Dynamical evolution of spinodal decomposition in holographic superfluids

TL;DR

This paper investigates the real-time nonlinear evolution of spinodal decomposition in holographic superfluids, revealing four stages of phase separation and the role of dynamical heterogeneity, using numerical simulations in a simple holographic model.

Contribution

It introduces a holographic model to study nonlinear spinodal decomposition, confirming linear stability analysis and characterizing the dynamical stages of phase separation.

Findings

Identification of four stages in spinodal decomposition.

Confirmation of a critical length scale related to gradient instability.
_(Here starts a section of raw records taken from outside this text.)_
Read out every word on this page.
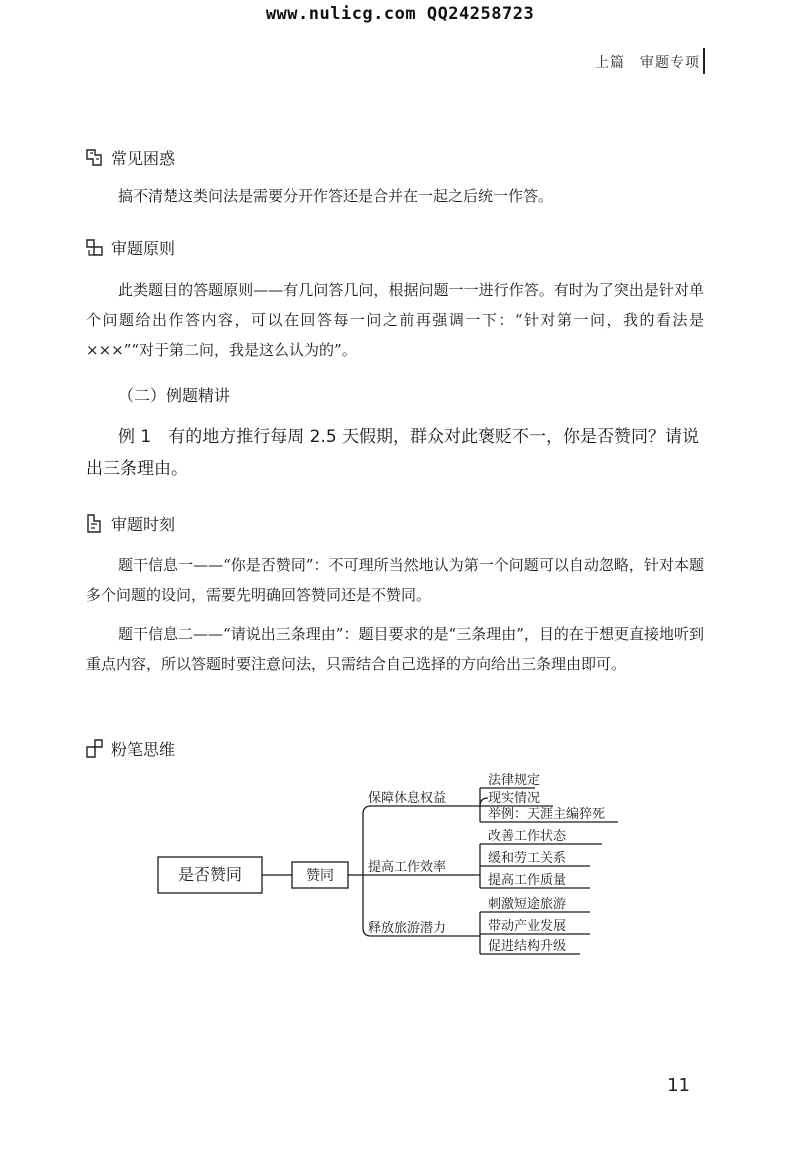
www.nulicg.com QQ24258723
上篇　审题专项
常见困惑

搞不清楚这类问法是需要分开作答还是合并在一起之后统一作答。

审题原则

此类题目的答题原则——有几问答几问，根据问题一一进行作答。有时为了突出是针对单个问题给出作答内容，可以在回答每一问之前再强调一下：“针对第一问，我的看法是 ×××”“对于第二问，我是这么认为的”。

（二）例题精讲

例 1　有的地方推行每周 2.5 天假期，群众对此褒贬不一，你是否赞同？请说出三条理由。

审题时刻

题干信息一——“你是否赞同”：不可理所当然地认为第一个问题可以自动忽略，针对本题多个问题的设问，需要先明确回答赞同还是不赞同。

题干信息二——“请说出三条理由”：题目要求的是“三条理由”，目的在于想更直接地听到重点内容，所以答题时要注意问法，只需结合自己选择的方向给出三条理由即可。

粉笔思维
是否赞同	赞同
保障休息权益
提高工作效率
释放旅游潜力
法律规定
现实情况
举例：天涯主编猝死
改善工作状态
缓和劳工关系
提高工作质量
刺激短途旅游
带动产业发展
促进结构升级
11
Correlation between dynamical heterogeneity and local chemical potential variance.

Abstract

We study the nonlinear dynamical evolution of spinodal decomposition in a first-order superfluid phase transition using a simple holographic model in the probe limit. We first confirm the linear stability analysis based on quasinormal modes and verify the existence of a critical length scale related to a gradient instability -- negative speed of sound squared -- of the superfluid sound mode, which is a consequence of a negative thermodynamic charge susceptibility. We present a comparison between our case and the standard Cahn-Hilliard equation for spinodal instability, in which a critical length scale can be also derived based on a diffusive instability. We then perform several numerical tests which include the nonlinear time evolution directly from an unstable state and fast quenches from a stable to an unstable state in the spinodal region. Our numerical results provide a real time description of spinodal decomposition and phase separation in one and two spatial dimensions. We reveal the existence of four different stages in the dynamical evolution, and characterize their main properties. Finally, we investigate the strength of dynamical heterogeneity using the spatial variance of the local chemical potential and we correlate the latter to other features of the dynamical evolution.